If that was all they had to hold onto, however, he might have found a way to slip through her fingers by now.

It's this that keeps him from bowing out – Grimsley knows that he has an addictive personality, but he tells himself that any sane man would succumb just the same.

'This' being her body pressed firmly against his chest while her lips touch his so lightly that he wouldn't be surprised to hear he was imagining the kiss (the pair found long ago that the leather couch in Grimsley's chamber works well when neither wants to bother with the worry that someone might see one of them coming and going from their apartments), while he leans forward so their foreheads touch. It's not necessarily the act so much as what he finds that they can communicate through the act that appeals so greatly to him, however.
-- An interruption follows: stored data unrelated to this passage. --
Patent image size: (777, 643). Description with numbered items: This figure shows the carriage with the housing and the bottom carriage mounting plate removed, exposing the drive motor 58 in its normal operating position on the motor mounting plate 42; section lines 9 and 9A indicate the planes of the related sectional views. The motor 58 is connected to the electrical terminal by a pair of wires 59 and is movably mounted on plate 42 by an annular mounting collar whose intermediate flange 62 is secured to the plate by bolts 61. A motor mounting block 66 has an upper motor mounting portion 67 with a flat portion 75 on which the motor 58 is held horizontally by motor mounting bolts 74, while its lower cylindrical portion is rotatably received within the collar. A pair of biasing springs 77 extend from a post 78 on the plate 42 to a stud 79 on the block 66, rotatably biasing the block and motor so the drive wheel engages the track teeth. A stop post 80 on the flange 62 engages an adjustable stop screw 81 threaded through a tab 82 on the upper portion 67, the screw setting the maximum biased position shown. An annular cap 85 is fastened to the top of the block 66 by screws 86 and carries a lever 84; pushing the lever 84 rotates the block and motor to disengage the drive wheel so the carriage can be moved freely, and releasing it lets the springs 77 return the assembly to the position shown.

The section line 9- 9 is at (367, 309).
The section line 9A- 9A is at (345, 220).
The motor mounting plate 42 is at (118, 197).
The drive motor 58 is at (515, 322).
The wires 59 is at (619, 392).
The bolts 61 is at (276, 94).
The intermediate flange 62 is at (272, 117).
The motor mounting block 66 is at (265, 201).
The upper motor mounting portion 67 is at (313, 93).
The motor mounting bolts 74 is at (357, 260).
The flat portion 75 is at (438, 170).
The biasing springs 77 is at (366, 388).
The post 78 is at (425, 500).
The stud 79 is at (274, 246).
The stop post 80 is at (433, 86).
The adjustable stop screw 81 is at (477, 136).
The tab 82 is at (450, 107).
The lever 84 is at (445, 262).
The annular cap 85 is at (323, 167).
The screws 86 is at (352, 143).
It's the way she grinds her hips against his with just enough desperation that tells Grimsley that she, too, has invested some kind of emotion into whatever this is (that she wants him just as much as he wants her), though she has too much dumb pride to admit to such a silly thing. As inevitable as they see the end of their affair being (if Grimsley's learned anything over the years, it's that the house always wins), there's a certain sense of reassurance, knowing that they both have something to lose; that someday, it's a loss they'll share together.

It's how he'll stubbornly keep a hand on her thigh at times for no other reason than to make sure she won't slip through his fingers, and how if he allows his hand to fall onto the leather next to her, she'll make a point to take his hand in her own and move it back, as if she feels the same.

It's the thought that sometimes crosses Grimsley's mind as he presses into her that if they could stay like this forever, as one, his family's name and his vices wouldn't really matter so much, and that once or twice he catches a look glinting in her eyes that makes him wonder if perhaps the same thought is crossing her mind.

It's how, as he feels pressure mounting, he'll sometimes whisper "stay with me" hot in her ear, and the subsequent eagerness in her tone as she tells him yes, yes, of course she'll stay with him, that makes him doubt whether the words were said simply in a bout of passion.

It's the passion with which she screams his name during climax, like it's the only word she knows, that makes him feel momentarily as if he is the first and only man in her life, and even if he isn't, such a fact is trivial, because all that exists in that moment is the present. To hell with the rest!

It's the manner in which she doesn't pull away when he holds her afterword, the way she fights to stay awake despite looking terribly sleepy so she can speak to him for just a few minutes more, even if it is just pillow talk, how she makes sure to thread her fingers through his before she finally dozes off, that lets him know that she's not made of ice – and if she is, she's at least warming up.

It's not love, of course. Love, as they both know, is a bad bet.